More than a million residents of Burma, also known as Myanmar, have been displaced by fighting since a 2021 coup returned the country’s long-ruling military to absolute power. Military attacks on ethnic enclaves like Chin state, which is majority Christian and at the forefront of the pro-democracy movement, have forced tens of thousands to flee, spilling across the border into India. India normally closes its borders to refugees, yet in Mizoram, the Indian state bordering Chin, locals have set up a de facto asylum regime to welcome an estimated 48,000-plus refugees.
According to one report—
the state government, local NGOs, local churches, international humanitarian organizations, and sometimes the refugees themselves, [are] working in tandem to ensure that those seeking asylum are at least provided with the basic amenities.
Mizoram is a majority Christian area of India and has a unique backstory. In 1910 Mizo families began a practice called Buhfai Tham, or handful of rice. Each family sets aside one handful of rice every time they cook a meal. They gather the handfuls of rice as an offering to the church each week, and the church in turn sells the rice to generate income. From mere dollars a century ago, today Buhfai Tham raises $1.5 million annually, supporting thousands of missionaries at home and abroad. (Read more at Tearfund and Practicing the King’s Economy)
Welcome to this Oct. 21 edition of Globe Trot. Mother Teresa said, “Obedience well lived frees us from selfishness and pride and so it helps us to find God and, in Him, the whole world.”
China: In his opening speech at the 20th National Congress of the Chinese Communist Party (CCP), President Xi Jinping praised the crackdown that put Hong Kong back “in the hands of patriots” and said the CCP will use “all measures necessary” to “reunify” Taiwan with the mainland.
“Security,” a word Xi used 89 times in the speech, justifies his tight rein on speech and religion, foreign policy, the economy, and public health. According to scholar John Delury:
Mao Zedong promised to make people revolutionaries. Deng Xiaoping promised to make them rich. Xi is promising to keep them safe.
And as religious liberty analyst Elizabeth Kendal adds in her report:
In reality Xi’s interests lie not in keeping citizens safe, but in keeping the Communist Party, and himself in particular, safely ensconced in power.
As the Congress ends on Saturday, China will enter a new era, notes Kendal, “one in which the repression and persecution of the past decade may prove to have been little more than preparation.” With human rights lawyers and key Christian leaders already jailed, a raft of legal measures bans all religious practice not pre-approved by the CCP.
Hannah Nation, director of the Center for House Church Theology, reminds us that in 1970 most observers thought Christianity in China was “essentially dead.” And over the next 40 years, it grew to number between 80 to 100 million believers.
I spoke to Nation about Faith in the Wilderness, the Center’s collected sermons from Chinese church leaders.
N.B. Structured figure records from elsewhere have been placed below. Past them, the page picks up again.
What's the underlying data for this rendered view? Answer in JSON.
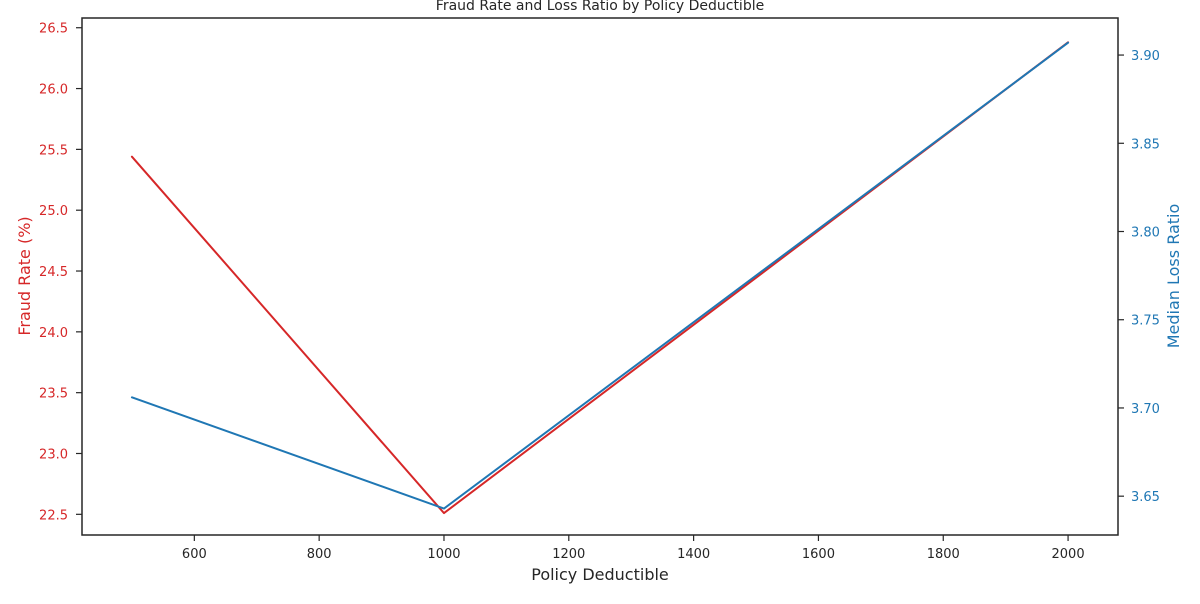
{
  "chart_data": {
    "type": "line",
    "title": "Fraud Rate and Loss Ratio by Policy Deductible",
    "xlabel": "Policy Deductible",
    "ylabel_left": "Fraud Rate (%)",
    "ylabel_right": "Median Loss Ratio",
    "xlim": [
      420,
      2080
    ],
    "ylim_left": [
      22.33,
      26.58
    ],
    "ylim_right": [
      3.628,
      3.921
    ],
    "x_ticks": [
      600,
      800,
      1000,
      1200,
      1400,
      1600,
      1800,
      2000
    ],
    "x_tick_labels": [
      "600",
      "800",
      "1000",
      "1200",
      "1400",
      "1600",
      "1800",
      "2000"
    ],
    "y_left_ticks": [
      22.5,
      23.0,
      23.5,
      24.0,
      24.5,
      25.0,
      25.5,
      26.0,
      26.5
    ],
    "y_left_tick_labels": [
      "22.5",
      "23.0",
      "23.5",
      "24.0",
      "24.5",
      "25.0",
      "25.5",
      "26.0",
      "26.5"
    ],
    "y_right_ticks": [
      3.65,
      3.7,
      3.75,
      3.8,
      3.85,
      3.9
    ],
    "y_right_tick_labels": [
      "3.65",
      "3.70",
      "3.75",
      "3.80",
      "3.85",
      "3.90"
    ],
    "grid": false,
    "series": [
      {
        "name": "Fraud Rate (%)",
        "axis": "left",
        "color": "#d62728",
        "x": [
          500,
          1000,
          2000
        ],
        "values": [
          25.44,
          22.51,
          26.38
        ]
      },
      {
        "name": "Median Loss Ratio",
        "axis": "right",
        "color": "#1f77b4",
        "x": [
          500,
          1000,
          2000
        ],
        "values": [
          3.706,
          3.643,
          3.907
        ]
      }
    ],
    "colors": {
      "left_axis": "#d62728",
      "right_axis": "#1f77b4",
      "axis_text": "#262626"
    }
  }
}
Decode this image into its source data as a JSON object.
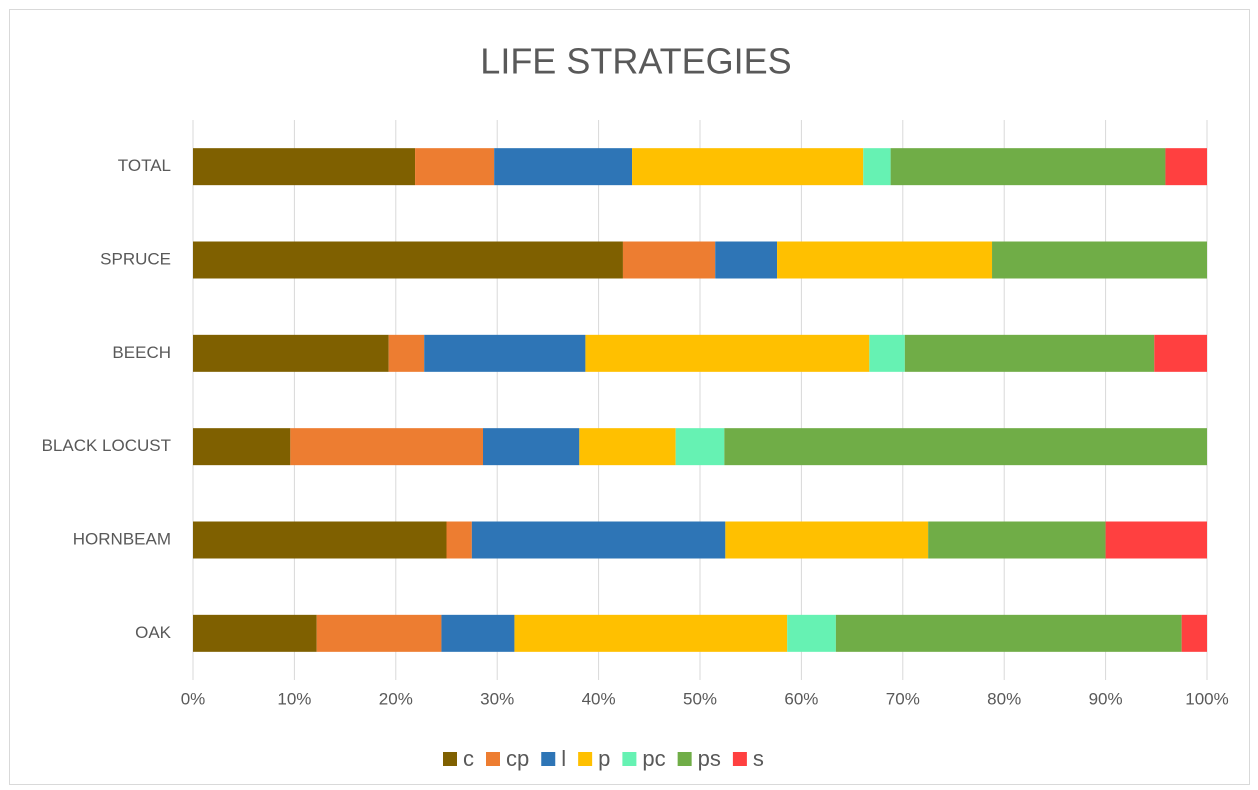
{
  "chart_data": {
    "type": "stacked-barh",
    "title": "LIFE STRATEGIES",
    "categories": [
      "TOTAL",
      "SPRUCE",
      "BEECH",
      "BLACK LOCUST",
      "HORNBEAM",
      "OAK"
    ],
    "series": [
      {
        "name": "c",
        "color": "#7f6000",
        "values": [
          21.9,
          42.4,
          19.3,
          9.6,
          25.0,
          12.2
        ]
      },
      {
        "name": "cp",
        "color": "#ed7d31",
        "values": [
          7.8,
          9.1,
          3.5,
          19.0,
          2.5,
          12.3
        ]
      },
      {
        "name": "l",
        "color": "#2e75b6",
        "values": [
          13.6,
          6.1,
          15.9,
          9.5,
          25.0,
          7.2
        ]
      },
      {
        "name": "p",
        "color": "#ffc000",
        "values": [
          22.8,
          21.2,
          28.0,
          9.5,
          20.0,
          26.9
        ]
      },
      {
        "name": "pc",
        "color": "#66f2b3",
        "values": [
          2.7,
          0,
          3.5,
          4.8,
          0,
          4.8
        ]
      },
      {
        "name": "ps",
        "color": "#70ad47",
        "values": [
          27.1,
          21.2,
          24.6,
          47.6,
          17.5,
          34.1
        ]
      },
      {
        "name": "s",
        "color": "#ff4040",
        "values": [
          4.1,
          0,
          5.2,
          0,
          10.0,
          2.5
        ]
      }
    ],
    "xlim": [
      0,
      100
    ],
    "xticks": [
      {
        "value": 0,
        "label": "0%"
      },
      {
        "value": 10,
        "label": "10%"
      },
      {
        "value": 20,
        "label": "20%"
      },
      {
        "value": 30,
        "label": "30%"
      },
      {
        "value": 40,
        "label": "40%"
      },
      {
        "value": 50,
        "label": "50%"
      },
      {
        "value": 60,
        "label": "60%"
      },
      {
        "value": 70,
        "label": "70%"
      },
      {
        "value": 80,
        "label": "80%"
      },
      {
        "value": 90,
        "label": "90%"
      },
      {
        "value": 100,
        "label": "100%"
      }
    ],
    "grid": true,
    "legend": "bottom"
  }
}
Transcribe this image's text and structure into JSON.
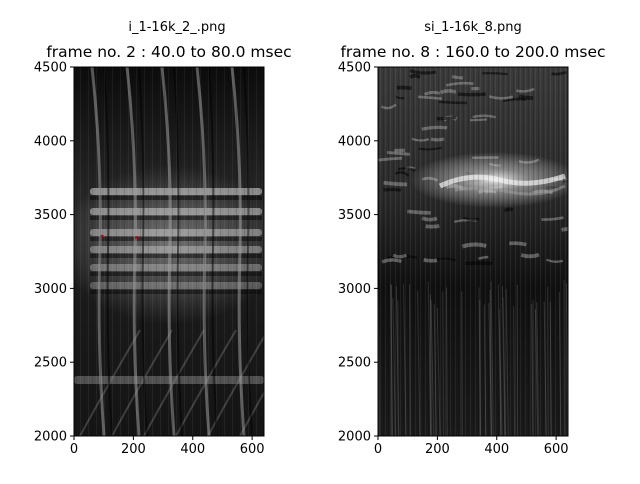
{
  "chart_data": [
    {
      "type": "heatmap",
      "filename": "i_1-16k_2_.png",
      "title": "frame no. 2 : 40.0 to 80.0 msec",
      "xlim": [
        0,
        640
      ],
      "ylim": [
        2000,
        4500
      ],
      "xticks": [
        0,
        200,
        400,
        600
      ],
      "yticks": [
        2000,
        2500,
        3000,
        3500,
        4000,
        4500
      ],
      "xtick_labels": [
        "0",
        "200",
        "400",
        "600"
      ],
      "ytick_labels": [
        "2000",
        "2500",
        "3000",
        "3500",
        "4000",
        "4500"
      ],
      "colormap": "grayscale",
      "markers": [
        {
          "x": 95,
          "y": 3355,
          "color": "#cc0000"
        },
        {
          "x": 210,
          "y": 3345,
          "color": "#cc0000"
        }
      ]
    },
    {
      "type": "heatmap",
      "filename": "si_1-16k_8.png",
      "title": "frame no. 8 : 160.0 to 200.0 msec",
      "xlim": [
        0,
        640
      ],
      "ylim": [
        2000,
        4500
      ],
      "xticks": [
        0,
        200,
        400,
        600
      ],
      "yticks": [
        2000,
        2500,
        3000,
        3500,
        4000,
        4500
      ],
      "xtick_labels": [
        "0",
        "200",
        "400",
        "600"
      ],
      "ytick_labels": [
        "2000",
        "2500",
        "3000",
        "3500",
        "4000",
        "4500"
      ],
      "colormap": "grayscale",
      "markers": []
    }
  ]
}
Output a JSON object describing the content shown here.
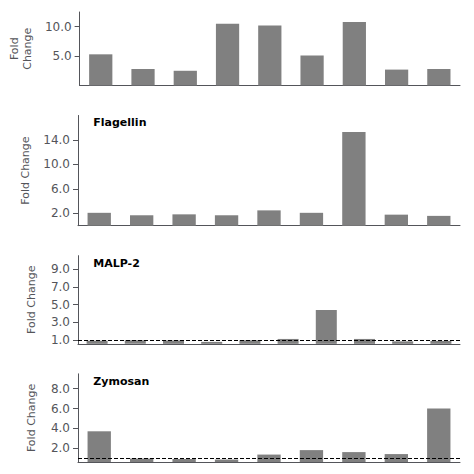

Its Faithful Disobedience, a collection of writings from jailed pastor Wang Yi, is due out in December. (Full disclosure: I serve on the Center’s advisory board.)
UK: Tabloid Daily Star had a live feed charting whether Liz Truss’s time in office or a 60-pence head of lettuce would last longer. esterday the lettuce won. Truss resigned, saying, “I cannot deliver the mandate on which I was elected,” after members of her own Conservative Party refused to support her call for unfunded tax cuts. The shortest-serving prime ministry in British history, Truss’s departure comes six weeks after she took office, with the also-recent resignation of her predecessor Boris Johnson, and the Sept. 8 death of Queen Elizabeth.
Canada: In the past five years, the number of Canadian patients dying with physician assistance has grown tenfold, from around 1,000 in 2016 to more than 10,000 in 2021. As the practice has grown in frequency and social acceptance, writes Ewan C. Goligher, assistant professor of medicine and physiology at the University of Toronto, the restrictions intended to safeguard vulnerable populations have been progressively eliminated.
The available data suggest that patients are not being coerced against their will into physician-assisted death, and yet the “culture of death” (a term I initially resisted as needlessly provocative) has taken hold in insidious and surprising ways.
Iran: Elnaz Rekabi, the Iranian climber who competed in South Korea without wearing the compulsory hijab, or head covering, received a hero’s welcome from a chanting crowd awaiting her at 5 a.m. as she landed at Tehran’s airport. But her future remains unclear, after reports she went missing after the competition and a public apology where Rekabi said she had forgotten her hijab.
Here’s a timeline of events in Iran following the death of Mahsa Amini just over a month ago. Azar Nafisi’s Reading Lolita in Tehran is a classic about women living under the Islamic regime that’s well worth pulling out again.
I’m reading… Small Things Like These by Claire Keegan.